BGA is consistent and complete for Turing-complete computations.

Recursive functions can be proven terminating via dynamic typing in GA.

Grounded logical operators are definable within BGA.

Abstract

Neither the classical nor intuitionistic logic traditions are perfectly-aligned with the purpose of reasoning about computation, in that neither tradition can permit unconstrained recursive definitions without inconsistency: recursive logical definitions must normally be proven terminating before admission and use. We introduce grounded arithmetic or GA, a formal-reasoning foundation allowing direct expression of arbitrary recursive definitions.

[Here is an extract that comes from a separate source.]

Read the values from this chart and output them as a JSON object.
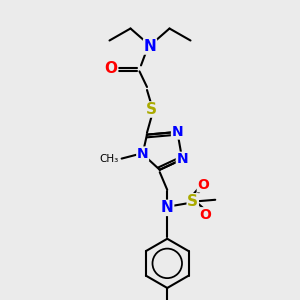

GA adjusts traditional inference rules so that terms that express nonterminating computations harmlessly denote no semantic value (i.e., bottom) instead of yielding inconsistency. Recursive functions may be proven terminating in GA essentially by "dynamically typing" terms, or equivalently, symbolically reverse-executing the computations they denote via GA's inference rules. Once recursive functions have been proven terminating, logical reasoning about their results reduce to the familiar classical rules. A mechanically-checked formal development of basic grounded arithmetic or BGA - a minimal kernel for GA - shows that BGA simultaneously exhibits the useful metalogical properties of being (a) semantically and syntactically consistent, (b) semantically complete, and (c) sufficiently powerful to express and prove the termination of arbitrary closed Turing-complete computations. This combination is impossible in classical logic due to G\"oel's incompleteness theorems, but our results do not contradict G\"odel's theorems because BGA is paracomplete, not classical. Leveraging BGA's power of computation and reflection, we find that grounded logical operators including quantifiers are definable as non-primitive computations in BGA, despite not being included as primitives.